ESG risk is now a legal and financial reality. Issues management is what makes it manageable.

For most of corporate history, sustainability was treated as a reputational concern, something to be handled by a communications team when it surfaced publicly, and otherwise managed at the margins of the business. That framing is now not just inadequate but actively dangerous.

The CSRD and CSDDD have fundamentally changed the accountability landscape. Sustainability practices are now subject to mandatory disclosure, regulatory scrutiny and, increasingly, legal liability. Directors can be held personally accountable for ESG risks they failed to identify, assess, or address. Supply chain obligations mean that this liability does not stop at a company’s own operations: it extends into the value chains of suppliers and counterparties, many of which are mid-market companies that have neither the systems nor the awareness to recognise what is coming.

The gap between what organisations say about sustainability and what they can demonstrably show has become a legal and financial exposure, not just a communications problem. Investors price it. Regulators pursue it. Courts are beginning to adjudicate it.

Issues management is the discipline that closes that gap, not after the fact, but before it becomes a crisis. Done well, it is a systematic process for the early identification of emerging ESG challenges: reading regulatory signals, monitoring stakeholder pressure, assessing what an organisation’s actual practices will look like under scrutiny.
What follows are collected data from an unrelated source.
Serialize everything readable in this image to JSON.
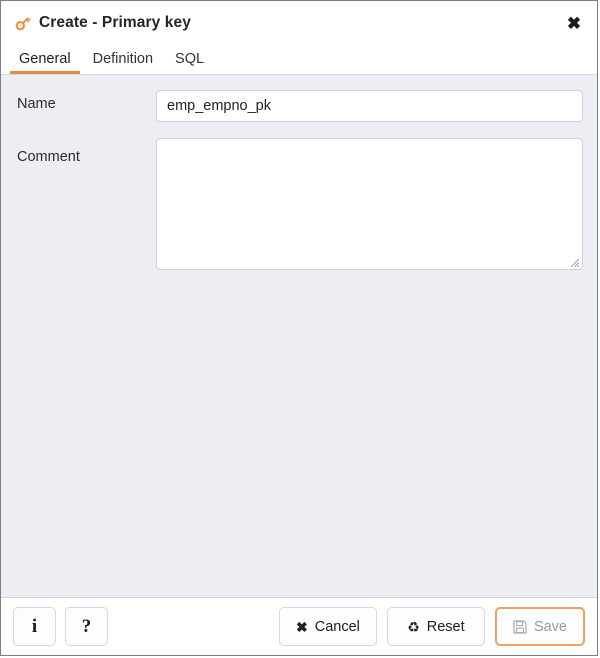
{
  "window": {
    "title": "Create - Primary key",
    "title_icon": "key-icon",
    "close_icon": "close-icon",
    "close_glyph": "✖"
  },
  "tabs": [
    {
      "label": "General",
      "active": true
    },
    {
      "label": "Definition",
      "active": false
    },
    {
      "label": "SQL",
      "active": false
    }
  ],
  "form": {
    "name": {
      "label": "Name",
      "value": "emp_empno_pk",
      "placeholder": ""
    },
    "comment": {
      "label": "Comment",
      "value": "",
      "placeholder": ""
    }
  },
  "footer": {
    "info_button": {
      "label": "i",
      "icon": "info-icon"
    },
    "help_button": {
      "label": "?",
      "icon": "help-icon"
    },
    "cancel_button": {
      "label": "Cancel",
      "glyph": "✖",
      "icon": "cancel-icon"
    },
    "reset_button": {
      "label": "Reset",
      "glyph": "♻",
      "icon": "reset-icon"
    },
    "save_button": {
      "label": "Save",
      "glyph": "💾",
      "icon": "save-icon",
      "disabled": true
    }
  },
  "colors": {
    "accent": "#e8883a",
    "save_focus_ring": "#f0a060",
    "body_background": "#eceef3",
    "panel_background": "#ffffff",
    "border": "#7a7d82",
    "text": "#222222"
  }
}
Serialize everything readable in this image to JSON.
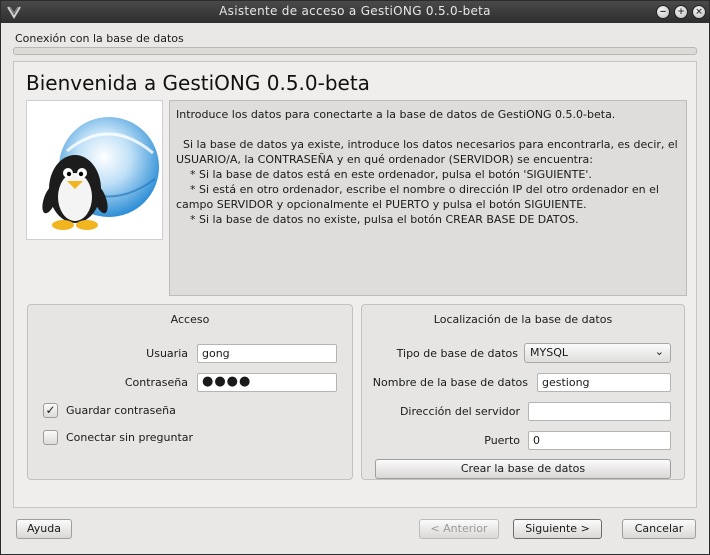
{
  "window": {
    "title": "Asistente de acceso a GestiONG 0.5.0-beta",
    "controls": {
      "minimize": "‒",
      "maximize": "+",
      "close": "×"
    }
  },
  "header": {
    "section": "Conexión con la base de datos"
  },
  "main": {
    "heading": "Bienvenida a GestiONG 0.5.0-beta",
    "intro_text": "Introduce los datos para conectarte a la base de datos de GestiONG 0.5.0-beta.\n\n  Si la base de datos ya existe, introduce los datos necesarios para encontrarla, es decir, el USUARIO/A, la CONTRASEÑA y en qué ordenador (SERVIDOR) se encuentra:\n    * Si la base de datos está en este ordenador, pulsa el botón 'SIGUIENTE'.\n    * Si está en otro ordenador, escribe el nombre o dirección IP del otro ordenador en el campo SERVIDOR y opcionalmente el PUERTO y pulsa el botón SIGUIENTE.\n    * Si la base de datos no existe, pulsa el botón CREAR BASE DE DATOS."
  },
  "acceso": {
    "title": "Acceso",
    "user_label": "Usuaria",
    "user_value": "gong",
    "password_label": "Contraseña",
    "password_value": "●●●●",
    "save_password_label": "Guardar contraseña",
    "save_password_checked": "✓",
    "auto_connect_label": "Conectar sin preguntar"
  },
  "localizacion": {
    "title": "Localización de la base de datos",
    "db_type_label": "Tipo de base de datos",
    "db_type_value": "MYSQL",
    "db_name_label": "Nombre de la base de datos",
    "db_name_value": "gestiong",
    "server_label": "Dirección del servidor",
    "server_value": "",
    "port_label": "Puerto",
    "port_value": "0",
    "create_db_button": "Crear la base de datos"
  },
  "footer": {
    "help_button": "Ayuda",
    "back_button": "< Anterior",
    "next_button": "Siguiente >",
    "cancel_button": "Cancelar"
  },
  "icons": {
    "app": "gestiong-app-icon",
    "logo": "penguin-globe-logo",
    "dropdown": "chevron-down-icon",
    "check": "checkmark-icon"
  }
}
That early warning creates options. It allows organisations to address gaps before they become liabilities, develop positions that are genuinely defensible, and sometimes turn a potential risk into a demonstrated commitment that distinguishes them from competitors still waiting to see what happens.
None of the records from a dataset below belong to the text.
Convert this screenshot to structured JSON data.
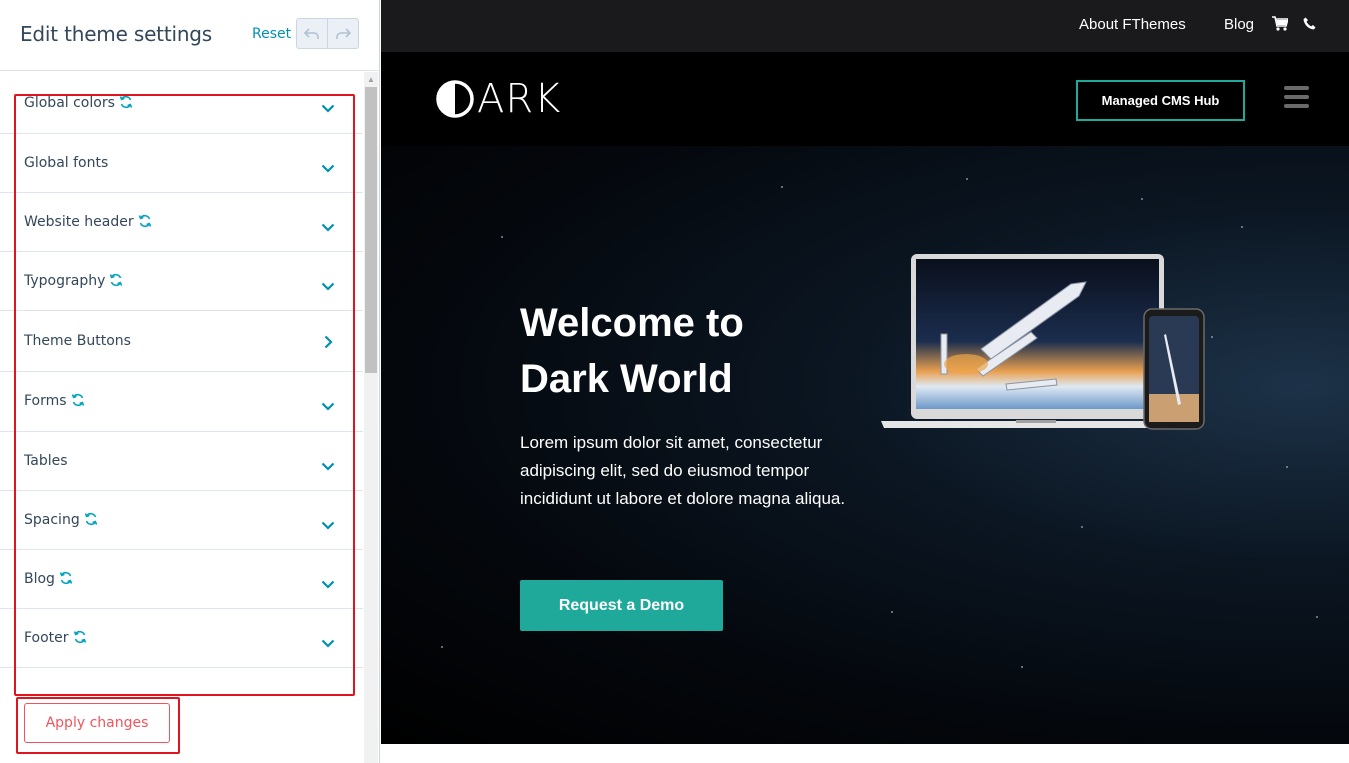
{
  "panel": {
    "title": "Edit theme settings",
    "reset_label": "Reset",
    "undo_icon": "undo-icon",
    "redo_icon": "redo-icon",
    "apply_label": "Apply changes",
    "sections": [
      {
        "label": "Global colors",
        "has_sync": true,
        "chevron": "down"
      },
      {
        "label": "Global fonts",
        "has_sync": false,
        "chevron": "down"
      },
      {
        "label": "Website header",
        "has_sync": true,
        "chevron": "down"
      },
      {
        "label": "Typography",
        "has_sync": true,
        "chevron": "down"
      },
      {
        "label": "Theme Buttons",
        "has_sync": false,
        "chevron": "right"
      },
      {
        "label": "Forms",
        "has_sync": true,
        "chevron": "down"
      },
      {
        "label": "Tables",
        "has_sync": false,
        "chevron": "down"
      },
      {
        "label": "Spacing",
        "has_sync": true,
        "chevron": "down"
      },
      {
        "label": "Blog",
        "has_sync": true,
        "chevron": "down"
      },
      {
        "label": "Footer",
        "has_sync": true,
        "chevron": "down"
      }
    ]
  },
  "preview": {
    "topbar": {
      "links": [
        "About FThemes",
        "Blog"
      ],
      "icons": [
        "cart-icon",
        "phone-icon"
      ]
    },
    "nav": {
      "logo_text": "ARK",
      "cta_label": "Managed CMS Hub",
      "menu_icon": "hamburger-menu-icon"
    },
    "hero": {
      "title": "Welcome to Dark World",
      "body": "Lorem ipsum dolor sit amet, consectetur adipiscing elit, sed do eiusmod tempor incididunt ut labore et dolore magna aliqua.",
      "button_label": "Request a Demo"
    }
  },
  "colors": {
    "accent": "#1fa99b",
    "link": "#0091ae",
    "highlight": "#e0141e",
    "apply": "#f2545b",
    "text_dark": "#33475b"
  }
}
I have spent nearly thirty years developing and applying this kind of issues management practice, first at Dow, where I led the Global Issues Management Expertise Centre, and subsequently for organisations ranging from global food companies to international sustainability institutions. The methodology is not a theoretical framework. It is an operational instrument, built from practice in high-stakes environments where the cost of getting it wrong was concrete and immediate.
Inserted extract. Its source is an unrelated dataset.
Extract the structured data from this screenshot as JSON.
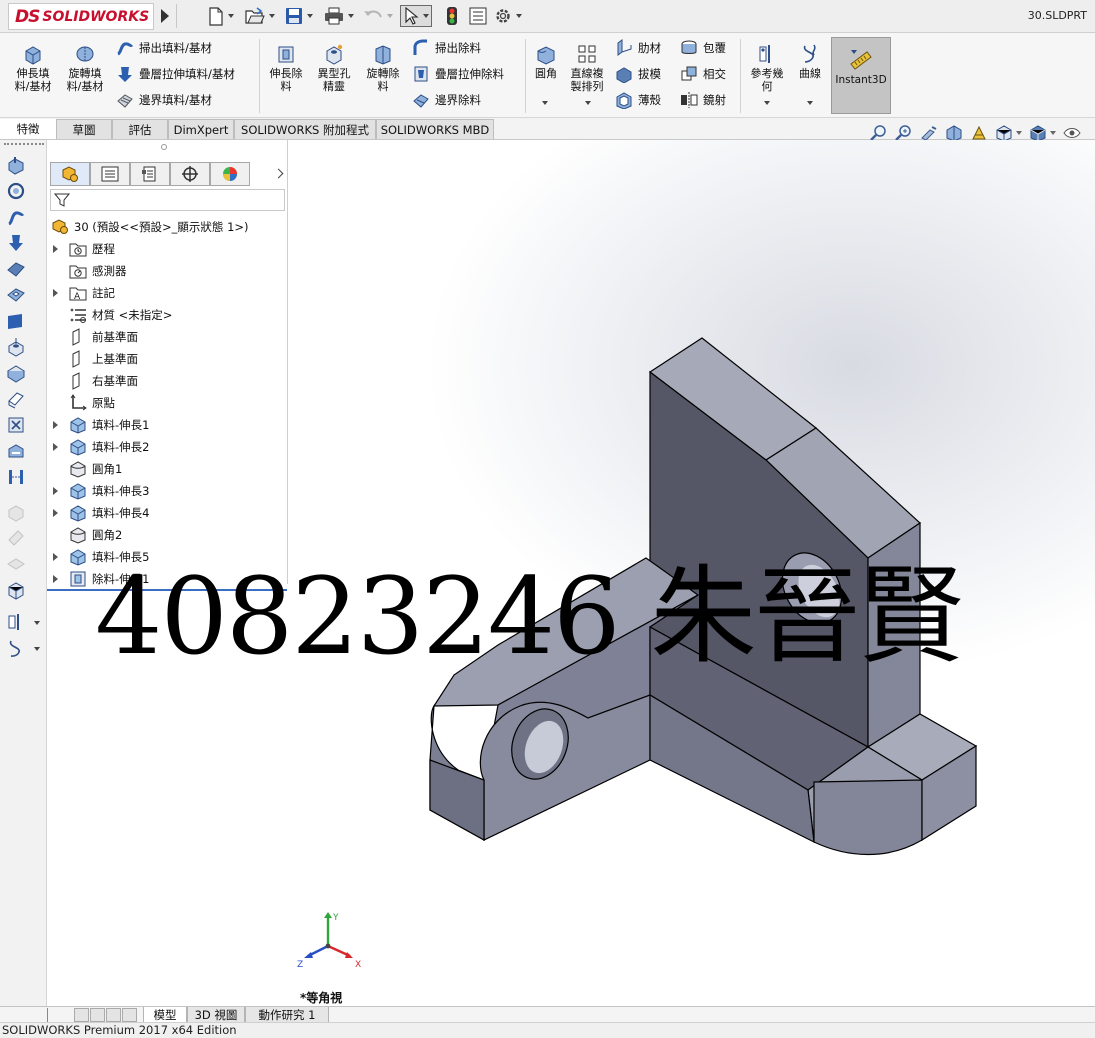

Credibility is built through substance, not messaging.

The sustainability debate has become sophisticated enough that stakeholders, including governments, investors, NGOs and the public, can readily distinguish between organisations that understand what they are talking about and those that are managing appearances. Communication strategies built around positioning rather than substance tend to accelerate scrutiny rather than deflect it. The most effective work I have done has always started with an honest assessment of what an organisation actually does, and built outward from there.

Effective advocacy requires understanding the terrain, not just occupying it.

Policy is not made by the loudest voice in the room. It is shaped by organisations that have invested in relationships before the debate becomes urgent, that understand how the legislative process actually works, and that bring something to the table beyond their own interests. The most durable influence I have seen exercised at the European level, including in the development of the CSRD, came from organisations that were present, technically credible and genuinely useful to the people writing the rules.

The right coalition, at the right moment, changes what is possible.

Contested sustainability debates are rarely resolved by single organisations acting alone. The moments when business positions have genuinely shifted policy outcomes, from Rio+20 to the CSRD process and the sustainable finance taxonomy, have involved coordinated, credible voices across sectors and institutions. Building that kind of alignment requires patience, genuine attention to others’ interests, and the ability to hold a coherent position under pressure.